Frogs Get BoredbyDecayed Angel©
Frogs get bored; even enchanted ones. In the beginning the costumes and princesses are fun, but enchantment after enchantment, well it just gets old. It's particularly frustrating if the frog is stuck with an enchantress who is not very bright. I mean the stories you have to endure as she reads to her "pets," it's simply nauseating. Just this morning she came up with a new one for me, apparently a Christmas tale.
She even went as far as sitting me the frog some tiny doll chair as she began to read:
"Maw, who gift wrapped my frog?"
"Why Lester, I got no idere. Maybe 'twas Beau. He bin running wild here since sun up."
"Naw, 'twern't Beau, I gots him tied to a tree 'cross the crik. Maw, I think someun is 'nipulatin' me."
"'Nipulatin' you? Where did you learn about 'nipulatin'?"
"At school, teacher always sez I 'nipulatin' her. Ever' time I fool her she says I 'nipulatin'. So somebody mus' be 'nipulatin' me."
"Lester, jus' get you another frog. And for laws sake go untie Beau."
"But Maw, my wrapped frog is unner the tree hop, hoppin' about. All wrapped up and jus' a hoppin.'"
"Yore frog's still hoppin'? Lawsy Lester, go unwrap it."
"Hey Maw, I think someun's 'nipulatin' you too."
"Why you say that Lester?"
"Cuz someone dun gift wrapped ole Stonewall on the back porch. Yup, jus' wrapped him up real good."
"They wrapped poor ole Stonewall, that poor dog. Lester run unwrap Stonewall, and find yore sister Odajoy. Bet she got her scissors an's playin' Chrismas agin."
"Yup Maw, there she goes 'cross the crik hollerin' she gonna wrap Beau. Ha, ha Maw, that'll be one stinkin' present."
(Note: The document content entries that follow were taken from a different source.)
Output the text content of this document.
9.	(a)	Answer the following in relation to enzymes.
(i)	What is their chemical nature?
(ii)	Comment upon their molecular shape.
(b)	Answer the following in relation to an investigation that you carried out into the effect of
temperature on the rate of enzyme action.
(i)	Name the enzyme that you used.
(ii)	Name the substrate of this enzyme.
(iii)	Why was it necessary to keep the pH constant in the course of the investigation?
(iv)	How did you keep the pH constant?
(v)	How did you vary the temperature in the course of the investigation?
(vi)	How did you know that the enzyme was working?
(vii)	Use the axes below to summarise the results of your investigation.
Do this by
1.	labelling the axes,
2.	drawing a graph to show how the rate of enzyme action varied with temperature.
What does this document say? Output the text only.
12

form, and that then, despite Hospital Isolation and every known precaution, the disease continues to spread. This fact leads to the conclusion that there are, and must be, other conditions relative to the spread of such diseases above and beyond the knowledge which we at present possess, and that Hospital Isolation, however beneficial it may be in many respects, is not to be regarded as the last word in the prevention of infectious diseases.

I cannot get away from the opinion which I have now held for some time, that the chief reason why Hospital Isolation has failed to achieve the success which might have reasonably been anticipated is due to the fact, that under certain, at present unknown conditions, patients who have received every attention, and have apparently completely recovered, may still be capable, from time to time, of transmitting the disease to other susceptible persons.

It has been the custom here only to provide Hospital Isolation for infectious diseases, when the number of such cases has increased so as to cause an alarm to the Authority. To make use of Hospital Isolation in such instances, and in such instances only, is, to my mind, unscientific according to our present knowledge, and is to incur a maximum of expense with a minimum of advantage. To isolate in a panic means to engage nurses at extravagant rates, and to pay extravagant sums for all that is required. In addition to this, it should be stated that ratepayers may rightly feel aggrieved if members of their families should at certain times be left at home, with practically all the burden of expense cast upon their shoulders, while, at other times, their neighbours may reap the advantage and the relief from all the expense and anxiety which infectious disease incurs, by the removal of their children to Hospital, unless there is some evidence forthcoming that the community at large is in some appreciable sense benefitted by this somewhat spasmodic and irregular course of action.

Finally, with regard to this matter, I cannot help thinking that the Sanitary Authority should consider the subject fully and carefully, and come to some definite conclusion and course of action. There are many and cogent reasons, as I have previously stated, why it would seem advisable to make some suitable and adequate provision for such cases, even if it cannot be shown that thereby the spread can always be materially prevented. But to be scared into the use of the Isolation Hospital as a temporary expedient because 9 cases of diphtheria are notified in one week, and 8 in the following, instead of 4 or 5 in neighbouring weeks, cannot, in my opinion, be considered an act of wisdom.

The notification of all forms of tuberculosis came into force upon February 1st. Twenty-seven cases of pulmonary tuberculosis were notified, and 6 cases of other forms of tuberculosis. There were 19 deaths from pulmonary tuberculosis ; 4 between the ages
"Lester go get the scissors and wrappin' paper from Odajoy. Lawsy, that's the last time I go to the outlet mall in the summer."
"Okay Maw, I got Odajoy and the stuff. What should I do 'bout Beau."
"Oh jus' leave him wrapped up till dinner, one less wild one to 'nipulate me."
No sooner had she finished the story when she turned to me and said, "Oh Horace, come here. The princess has to kiss you."
"Horace? What kind of a name is that?" I would have said if I could talk. I guess that's the ticket, you got to talk. It's such an irony that a brainless twit like her can simply chat away, basically saying nothing when a superior mind such as mine must crawl through the muck to survive. And then, we finally claw our way out of the muck and stand up proudly to speak and what happens? What happens?. We croak, that's what we do.
"Come closer, she has to kiss you on the head."
"On the head again? I'm bruised already from so many 'kisses'. Let's try a change, have princess kiss my ..." That's right, the damn princess can kiss my earthy, grey-green ass.
"But princess, he will become a handsome prince," she chants.
"Ouch, damn, I need a helmet for this. Isn't it bedtime yet?"
So the story goes, week after week, month after month. My hopes of a better life are dashed each time the story is repeated. I've tried praying to the moon, but I realize it's no good, that's when desperation sets in.
"Oh please save me from this drudgery. If I play prince one more time I'll croak!" Pardon the pun here but it's simply gotten unbearable with her.
"Here's Horace," the enchantress says handing me to an attendant, "There you go, you can take him."
"Take him? Oh thank you, thank you, they're taking me away from all this. Finally I'll be recognized for what I am. Kiss or no kiss I am a prince among men... ah frogs.
And there's her new victim: some poor witless dog. I wonder now what she will do to that creature. Well to hell with him, like I always said, "It's every animal for itself." I wonder if it will put up with the stories and then dress up time. I always hated dress up time, those damn dresses just aren't made for frogs. I look toward the dog and shout, "Tough luck you sap. I am finally free!" I shout.
Finally as I'm carried through the door, I hear her voice for hopefully the last time. Talking to the damn dog she says, "Yes Skippy, I am gonna have a delicacy tonight, they are fixing me frog legs. Isn't that wonderful?"